機械を動作させるために、複雑なセッティングをする必要はなく、単にスイッチを押せばよい。装置のコントロールは、「miniPCR」の専用アプリでおこなえるという。
“ポリメラーゼ連鎖反応”を使ってDNAコピー作成
「miniPCR」では、ノーベル賞受賞の技術である“ポリメラーゼ連鎖反応(PCR)”を用いて、ある特定のDNAサンプルの何十億ものコピーを作成する。DNAコピー装置、ピペットツール、DNAゲル電気泳動、ビジュアライザー装置を搭載している、本格仕様である。
これほどのミニチュアサイズにも関わらず、性能は大きな装置と変わらないというからすごい。持ち運び可能なサイズの遺伝子分析キットは、遺伝子分析を専門施設のものだけでなく、学校や地域の施設や、あるいは個人で使用できるように扉を開いてくれる。
理科の授業や、家系のルーツ探しに
理科の授業に取り入れたり、自分の家系を遡ってルーツを探ったり、犯罪の証拠調査や、食中毒発生の調査などにも用いることができるだろう。

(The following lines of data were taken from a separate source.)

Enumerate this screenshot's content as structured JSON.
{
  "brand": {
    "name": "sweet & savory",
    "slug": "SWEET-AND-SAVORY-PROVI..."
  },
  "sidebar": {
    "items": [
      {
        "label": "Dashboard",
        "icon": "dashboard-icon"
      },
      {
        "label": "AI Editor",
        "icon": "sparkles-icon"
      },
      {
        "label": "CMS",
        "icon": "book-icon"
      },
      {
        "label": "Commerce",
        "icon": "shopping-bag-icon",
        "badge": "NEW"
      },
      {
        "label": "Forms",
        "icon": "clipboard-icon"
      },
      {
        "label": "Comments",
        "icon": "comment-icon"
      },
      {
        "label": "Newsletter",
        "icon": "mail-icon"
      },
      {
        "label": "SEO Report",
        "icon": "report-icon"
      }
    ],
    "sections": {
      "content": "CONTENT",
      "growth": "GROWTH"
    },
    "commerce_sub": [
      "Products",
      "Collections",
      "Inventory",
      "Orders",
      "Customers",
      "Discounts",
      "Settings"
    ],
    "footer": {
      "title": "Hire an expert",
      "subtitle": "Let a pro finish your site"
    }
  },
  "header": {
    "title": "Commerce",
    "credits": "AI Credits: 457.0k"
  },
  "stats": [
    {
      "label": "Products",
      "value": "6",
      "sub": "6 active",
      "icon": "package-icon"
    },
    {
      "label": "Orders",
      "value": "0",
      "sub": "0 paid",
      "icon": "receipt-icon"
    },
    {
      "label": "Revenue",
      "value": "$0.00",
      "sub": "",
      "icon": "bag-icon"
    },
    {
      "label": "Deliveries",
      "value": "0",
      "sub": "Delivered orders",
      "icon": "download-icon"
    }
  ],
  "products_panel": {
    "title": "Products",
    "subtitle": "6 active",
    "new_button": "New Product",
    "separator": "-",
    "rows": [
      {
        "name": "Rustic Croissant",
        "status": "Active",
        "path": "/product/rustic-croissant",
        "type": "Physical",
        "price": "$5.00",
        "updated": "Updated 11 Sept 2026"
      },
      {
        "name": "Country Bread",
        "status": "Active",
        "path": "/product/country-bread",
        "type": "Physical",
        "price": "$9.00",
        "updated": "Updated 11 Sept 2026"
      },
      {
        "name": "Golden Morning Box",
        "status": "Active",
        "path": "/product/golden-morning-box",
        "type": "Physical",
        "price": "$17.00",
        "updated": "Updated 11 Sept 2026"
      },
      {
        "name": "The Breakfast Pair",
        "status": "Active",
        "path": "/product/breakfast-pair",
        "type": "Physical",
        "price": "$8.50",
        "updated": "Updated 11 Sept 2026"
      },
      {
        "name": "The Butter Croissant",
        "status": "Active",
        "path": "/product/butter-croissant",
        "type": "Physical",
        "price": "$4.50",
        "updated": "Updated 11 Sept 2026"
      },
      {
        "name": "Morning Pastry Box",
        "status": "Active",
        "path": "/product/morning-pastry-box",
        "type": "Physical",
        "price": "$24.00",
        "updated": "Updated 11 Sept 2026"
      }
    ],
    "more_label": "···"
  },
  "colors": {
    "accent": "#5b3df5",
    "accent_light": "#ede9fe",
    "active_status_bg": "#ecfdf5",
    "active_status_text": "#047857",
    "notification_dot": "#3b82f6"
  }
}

資金集めキャンペーンの達成度合いによっては、食品中の“遺伝子組換え”分析をする機能などの追加も視野に入れているという。
「DNA科学を誰でもアクセスできる身近な存在にする」という、開発メンバーたちの夢の実現も目前だ。ただ、“遺伝子”という超個人的なプライバシーを同時に浮き彫りにするものでもあり、だからこそユーザーたちの倫理観、モラルが問われる問題かもしれない。